Jacob Rees-Mogg looked to shift the blame of the pensions crisis onto the Bank of England this morning as he claimed it could have been sparked by Threadneedle Street’s failure to hike interest rates more aggressively.
Speaking on the BBC’s Today Programme, the business secretary said that to suggest the crisis was caused by the government’s tax-cutting mini-budget was in breach of the broadcaster’s impartiality rules.
Kwasi Kwarteng’s so-called mini-budget has been widely blamed for disrupting the UK gilt market and sending yields soaring, which sparked a liquidity crisis in some UK pension funds that use debt-driven liability driven investment strategies (LDI).
The volatility forced the Bank to step in with emergency bond-buying programme the following week, with further interventions rolled out this week in a bid to steady the market.
But Mogg claimed the move could have been caused by a more timid interest rate hike the day prior to the budget.
“What has caused the effect in pension funds because of some quite high risk but low probability investment strategies is not necessarily the mini budget,” he claimed.

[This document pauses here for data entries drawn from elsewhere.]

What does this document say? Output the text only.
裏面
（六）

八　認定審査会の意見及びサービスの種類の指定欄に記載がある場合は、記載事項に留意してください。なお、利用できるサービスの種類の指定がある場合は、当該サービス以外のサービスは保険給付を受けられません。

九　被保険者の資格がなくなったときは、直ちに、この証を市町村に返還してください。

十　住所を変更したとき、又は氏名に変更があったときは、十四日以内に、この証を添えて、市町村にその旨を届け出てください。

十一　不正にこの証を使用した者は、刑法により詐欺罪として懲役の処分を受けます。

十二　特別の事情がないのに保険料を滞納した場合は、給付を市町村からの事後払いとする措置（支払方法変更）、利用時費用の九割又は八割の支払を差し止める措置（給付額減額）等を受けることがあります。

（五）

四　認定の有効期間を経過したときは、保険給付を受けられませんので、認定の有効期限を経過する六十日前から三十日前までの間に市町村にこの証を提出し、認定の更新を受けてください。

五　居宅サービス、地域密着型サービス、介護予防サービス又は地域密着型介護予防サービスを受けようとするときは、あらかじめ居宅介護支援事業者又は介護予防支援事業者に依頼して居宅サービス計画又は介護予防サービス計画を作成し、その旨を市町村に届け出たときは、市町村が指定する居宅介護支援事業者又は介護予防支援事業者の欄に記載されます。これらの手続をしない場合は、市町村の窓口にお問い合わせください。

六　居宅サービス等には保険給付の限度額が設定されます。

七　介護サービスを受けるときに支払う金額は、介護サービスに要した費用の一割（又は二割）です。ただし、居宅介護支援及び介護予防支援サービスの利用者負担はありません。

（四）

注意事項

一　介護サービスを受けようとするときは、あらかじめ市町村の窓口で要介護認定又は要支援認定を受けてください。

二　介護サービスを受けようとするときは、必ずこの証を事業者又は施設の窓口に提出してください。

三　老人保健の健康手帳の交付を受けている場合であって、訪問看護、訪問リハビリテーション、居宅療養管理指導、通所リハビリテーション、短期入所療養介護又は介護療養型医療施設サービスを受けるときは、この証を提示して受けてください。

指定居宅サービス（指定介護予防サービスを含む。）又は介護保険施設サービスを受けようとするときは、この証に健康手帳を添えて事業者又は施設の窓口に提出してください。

“It could just as easily be the fact that the day before the Bank of England did not raise interest rates as much as the Federal Reserve did.”
He added that “jumping to conclusions about causality” did not meet the BBC’s impartiality standards.
Mogg’s comments come after Bank governor Andrew Bailey warned the measures would come to an end on Friday, saying pension funds had three days to boost their liquidity positions.
Pensions experts have been calling for a softer end to the measures and warned of the impact of a sudden drop off in the Bank’s bond-buying.